Scharfe Kritik von UN-Ermittler Nils Melzer
In der Pressekonferenz wurde vielfach auf die Berichte von UN-Sonderberichterstatter Nils Melzer verwiesen. Melzer hatte im Mai 2019 nach einem Besuch bei Assange gravierende Gesundheitsschäden festgestellt. Assange weise Symptome "psychologischer Folter" auf.

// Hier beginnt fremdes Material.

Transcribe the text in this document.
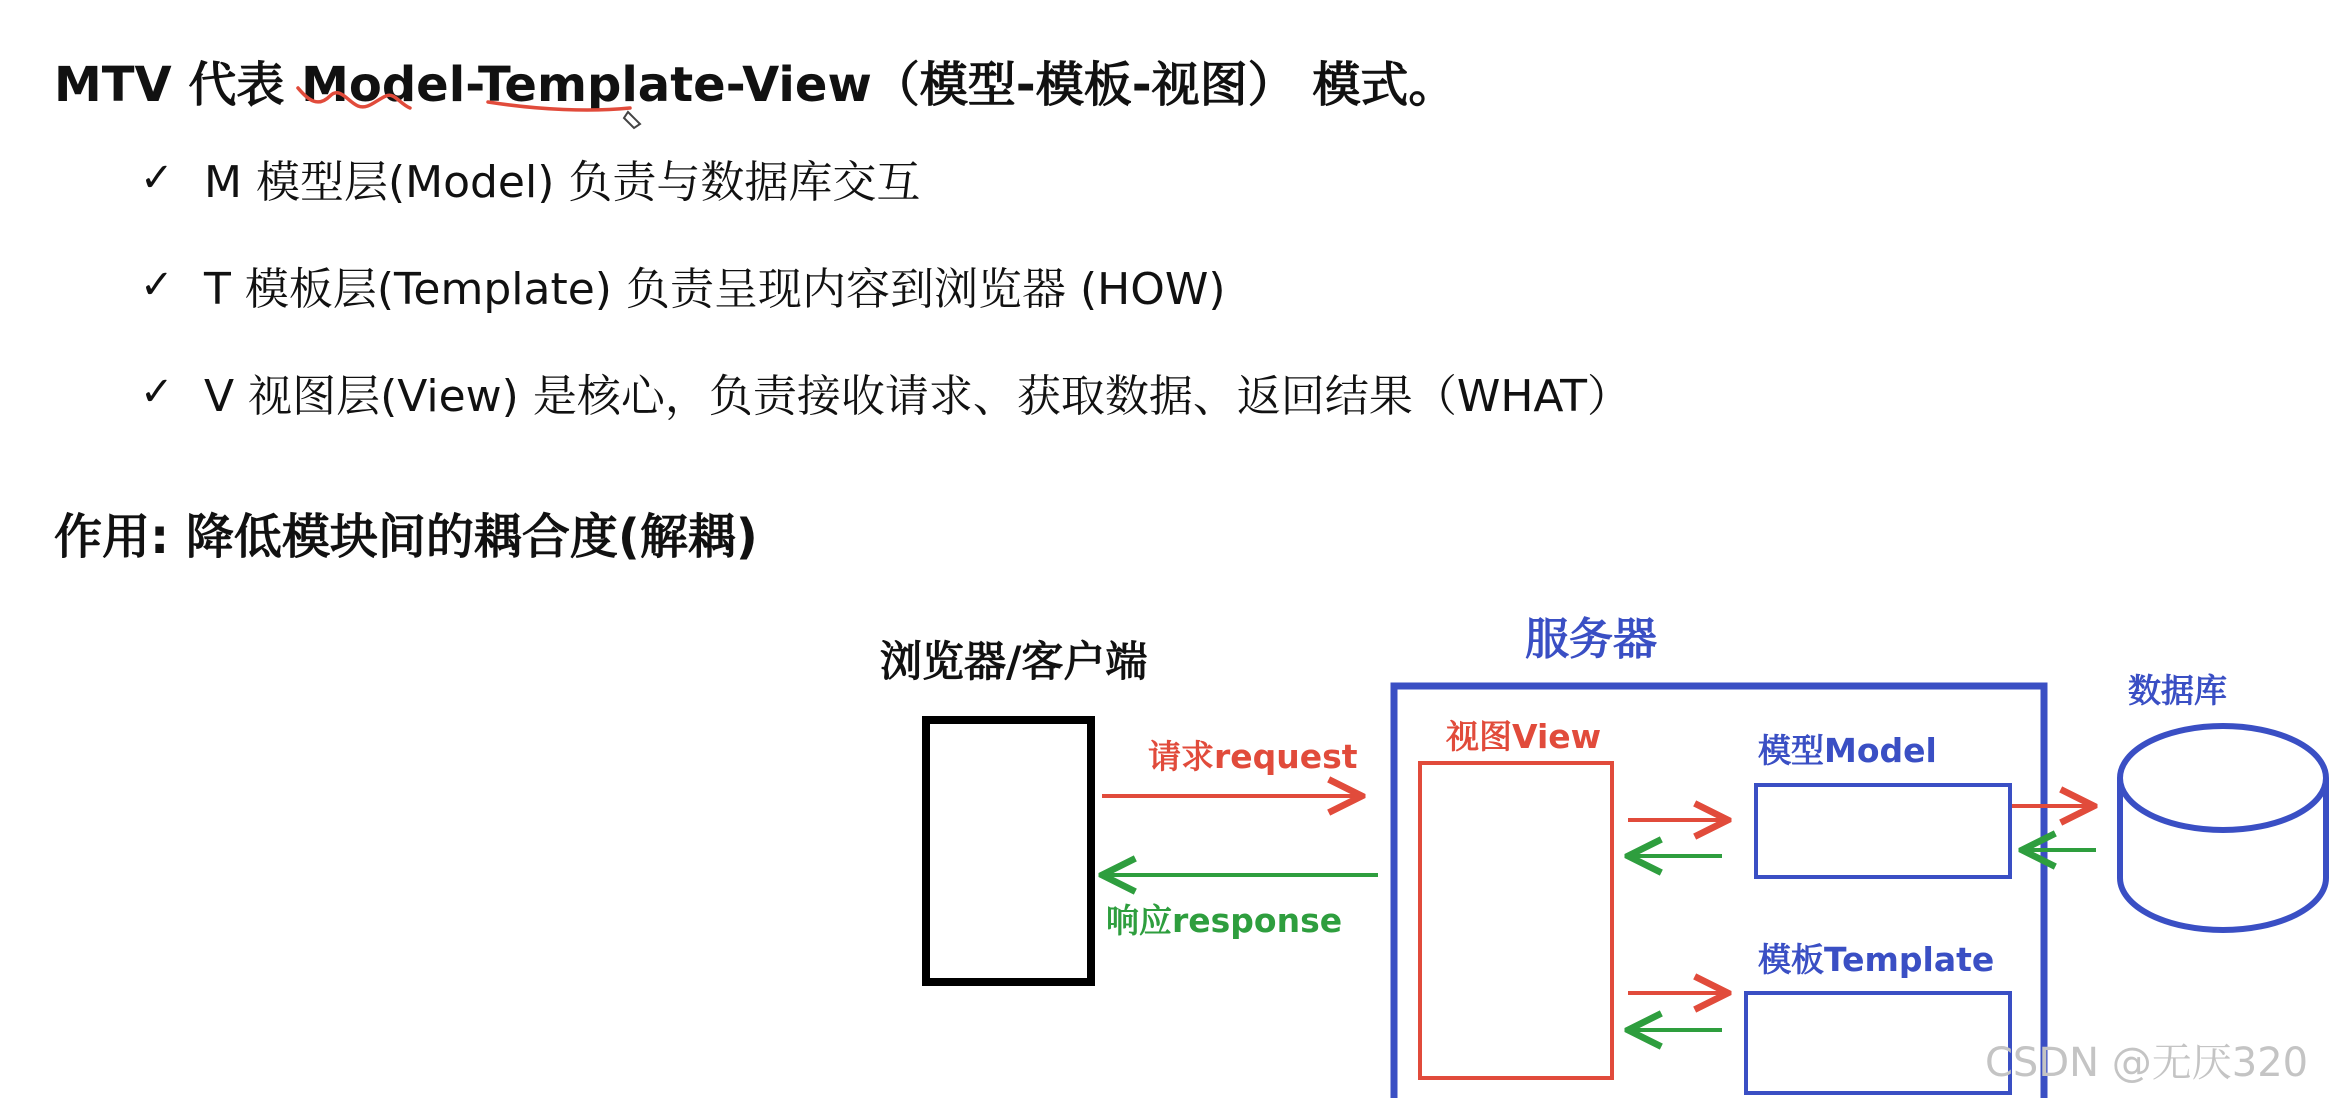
MTV 代表 Model-Template-View（模型-模板-视图） 模式。
✓ M 模型层(Model) 负责与数据库交互
✓ T 模板层(Template) 负责呈现内容到浏览器 (HOW)
✓ V 视图层(View) 是核心，负责接收请求、获取数据、返回结果（WHAT）
作用: 降低模块间的耦合度(解耦)
浏览器/客户端
请求request
响应response
服务器
视图View	模型Model
模板Template
数据库
CSDN @无厌320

Melzer forderte zudem, dass die "kollektive Verfolgung" von Julian Assange aufhören müsse.
"Ich verurteile auf das Schärfste die vorsätzliche, konzertierte und anhaltende Art des Missbrauchs, der Herrn Assange angetan wurde, und bedaure zutiefst, dass alle beteiligten Regierungen Maßnahmen zum Schutz seiner grundlegendsten Menschenrechte und seiner Würde nicht getroffen haben."
"Indem diese Regierungen im besten Fall Selbstgefälligkeit und im schlimmsten Fall Mitschuld zeigen, haben sie eine Atmosphäre der Straflosigkeit geschaffen, die Herrn Assanges ungehemmte Verleumdung und Misshandlung fördert."
Im Telepolis-Interview sagte Melzer im Januar, es handle sich um einen "Präzedenzfall für ein repressives Vorgehen gegen investigative Journalisten, die man notfalls auch mit politischer Verfolgung und Folter zum Schweigen zu bringen versucht." Melzer beklagte, die schweren Menschenrechtsverletzungen, die von Assange und WikiLeaks aufgedeckt wurden, einschließlich systematischer Folter, blieben ungesühnt.
"Aus meiner Sicht ist es durchaus im Kernbereich meines Mandats, öffentlich zu protestieren, wenn enttarnte Kriegsverbrecher straflos bleiben, während die Whistleblower und Journalisten für die Enthüllung solcher Verbrechen drakonisch bestraft werden", so Melzer im Telepolis-Interview
Zuletzt klärte Melzer in einem von dem Online-Magazin "Die Republik" veröffentlichten Interview mit einigen Fake-News über Assange auf. Wie mit Assange umgegangen wird, sei ein "Riesenskandal und die Bankrotterklärung der westlichen Rechtsstaatlichkeit. Wenn Julian Assange verurteilt wird, dann ist das ein Todesurteil für die Pressefreiheit."